"Yes," he answered shortly, "I know her."

"You do! Oh, come, now! You've simply got to introduce us. Hasn't he, Mrs. Windale? Do make him."

"I should like to meet the young lady," said Rosalie's aunt graciously. "She is very beautiful. Don't you think so, Rose?"

"Oh, yes, I suppose so, rather," said Rosalie dryly. "But it's the piper I want to meet."

"Mrs. Windale and I will go up to the throne and present ourselves, if you don't, Allen," Blackburn cried.

"Dr. Allen," exclaimed Rosalie's sister, with laughing impatience, "do introduce us. Guy will rave about her all the way home, and bore us to death, if he doesn't get his own way."

Without a word, Gilbert led his party up to the pine knoll and presented them to his three friends.

He was conscious of a feeling of relief that they were such as could not possibly provoke the visitors' mirth. As he introduced Blackburn he was forcibly impressed by the sudden change in the young man's manner. His flippant gaiety vanished before Miss Cameron's stately candor, and he addressed her with the greatest deference.

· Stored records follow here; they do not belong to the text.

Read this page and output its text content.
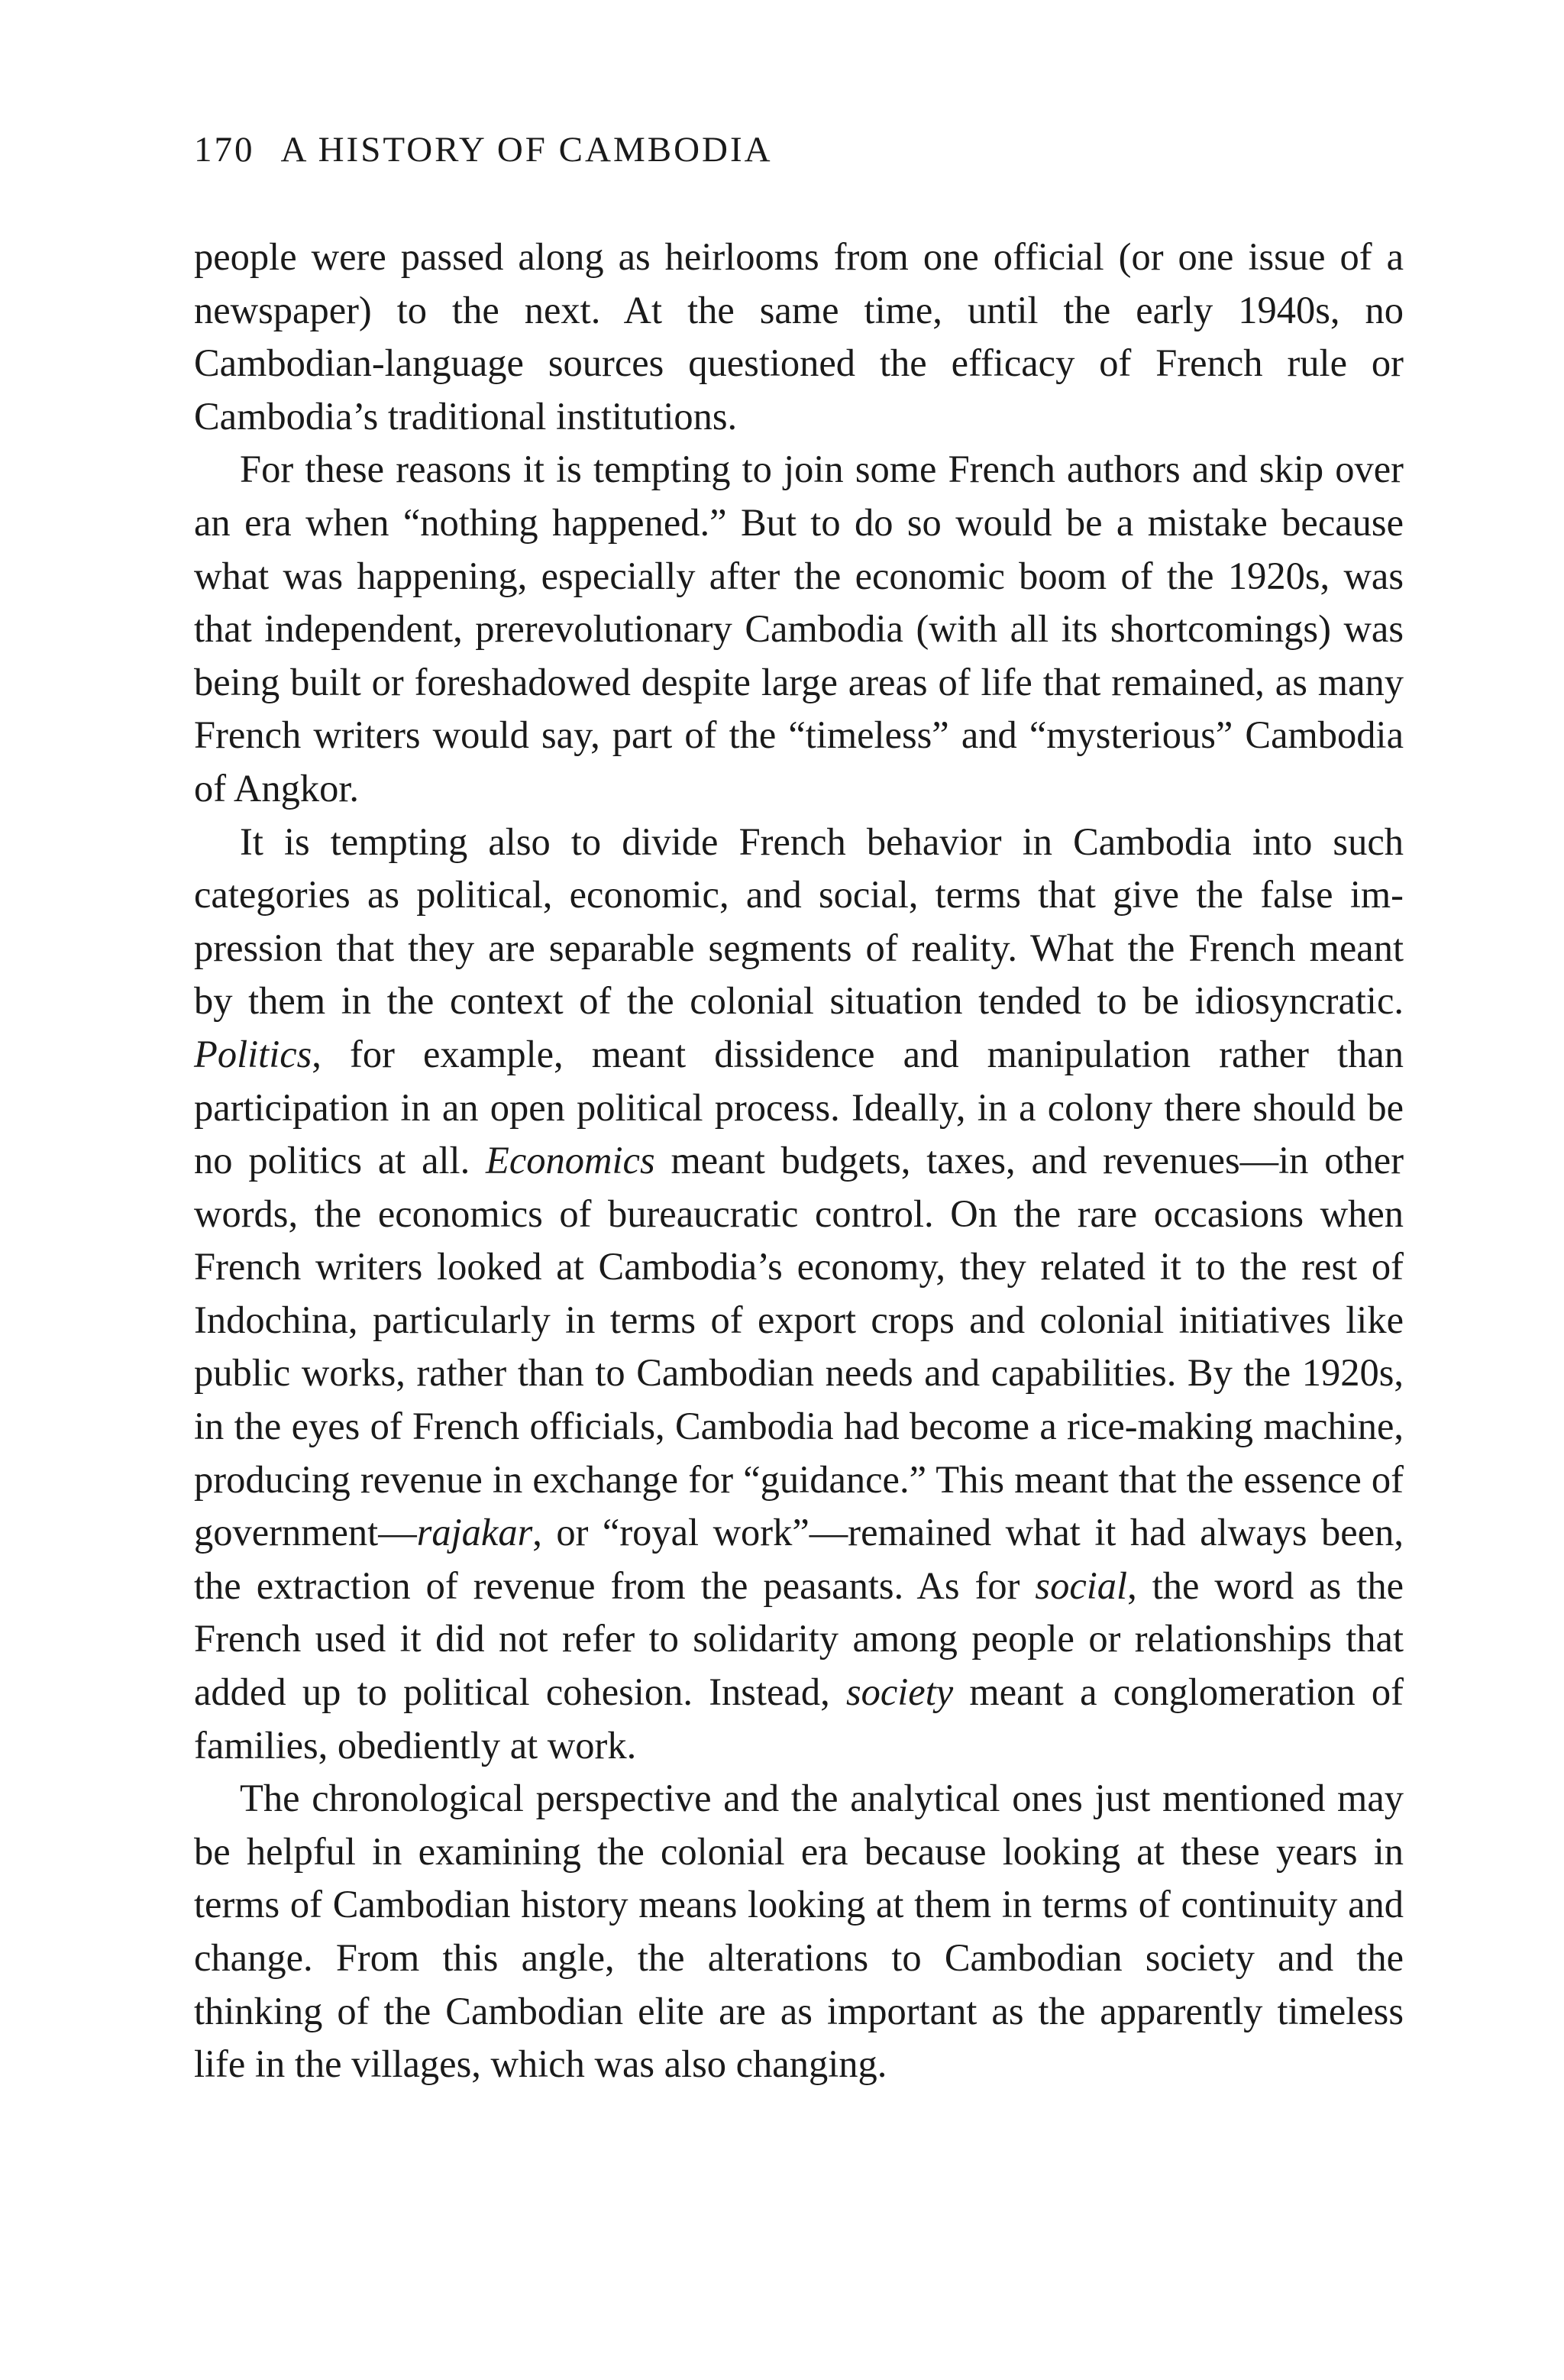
170 A HISTORY OF CAMBODIA

people were passed along as heirlooms from one official (or one issue of a newspaper) to the next. At the same time, until the early 1940s, no Cambodian-language sources questioned the efficacy of French rule or Cambodia’s traditional institutions.

For these reasons it is tempting to join some French authors and skip over an era when “nothing happened.” But to do so would be a mistake because what was happening, especially after the economic boom of the 1920s, was that independent, prerevolutionary Cambodia (with all its shortcomings) was being built or foreshadowed despite large areas of life that remained, as many French writers would say, part of the “timeless” and “mysterious” Cambodia of Angkor.

It is tempting also to divide French behavior in Cambodia into such categories as political, economic, and social, terms that give the false impression that they are separable segments of reality. What the French meant by them in the context of the colonial situation tended to be idiosyncratic. Politics, for example, meant dissidence and manipulation rather than participation in an open political process. Ideally, in a colony there should be no politics at all. Economics meant budgets, taxes, and revenues—in other words, the economics of bureaucratic control. On the rare occasions when French writers looked at Cambodia’s economy, they related it to the rest of Indochina, particularly in terms of export crops and colonial initiatives like public works, rather than to Cambodian needs and capabilities. By the 1920s, in the eyes of French officials, Cambodia had become a rice-making machine, producing revenue in exchange for “guidance.” This meant that the essence of government—rajakar, or “royal work”—remained what it had always been, the extraction of revenue from the peasants. As for social, the word as the French used it did not refer to solidarity among people or relationships that added up to political cohesion. Instead, society meant a conglomeration of families, obediently at work.

The chronological perspective and the analytical ones just mentioned may be helpful in examining the colonial era because looking at these years in terms of Cambodian history means looking at them in terms of continuity and change. From this angle, the alterations to Cambodian society and the thinking of the Cambodian elite are as important as the apparently timeless life in the villages, which was also changing.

Now was Gilbert's chance. He turned from the group for a word alone with Rosalie. She seemed quite eager for it herself. She had such heaps to tell him, she declared, that she never had time to put into a letter. She had had the most gorgeous summer at the seaside, and had been on two motoring tours since her return, and they were planning for the gayest winter. She chatted away, but with never a word for him; not a question as to his welfare or his work, and though she spoke to him alone, her eyes kept darting annoyed glances toward the two under the pines.

Gilbert's heart sank. "And where do I come in, Rosalie?" he asked pleadingly.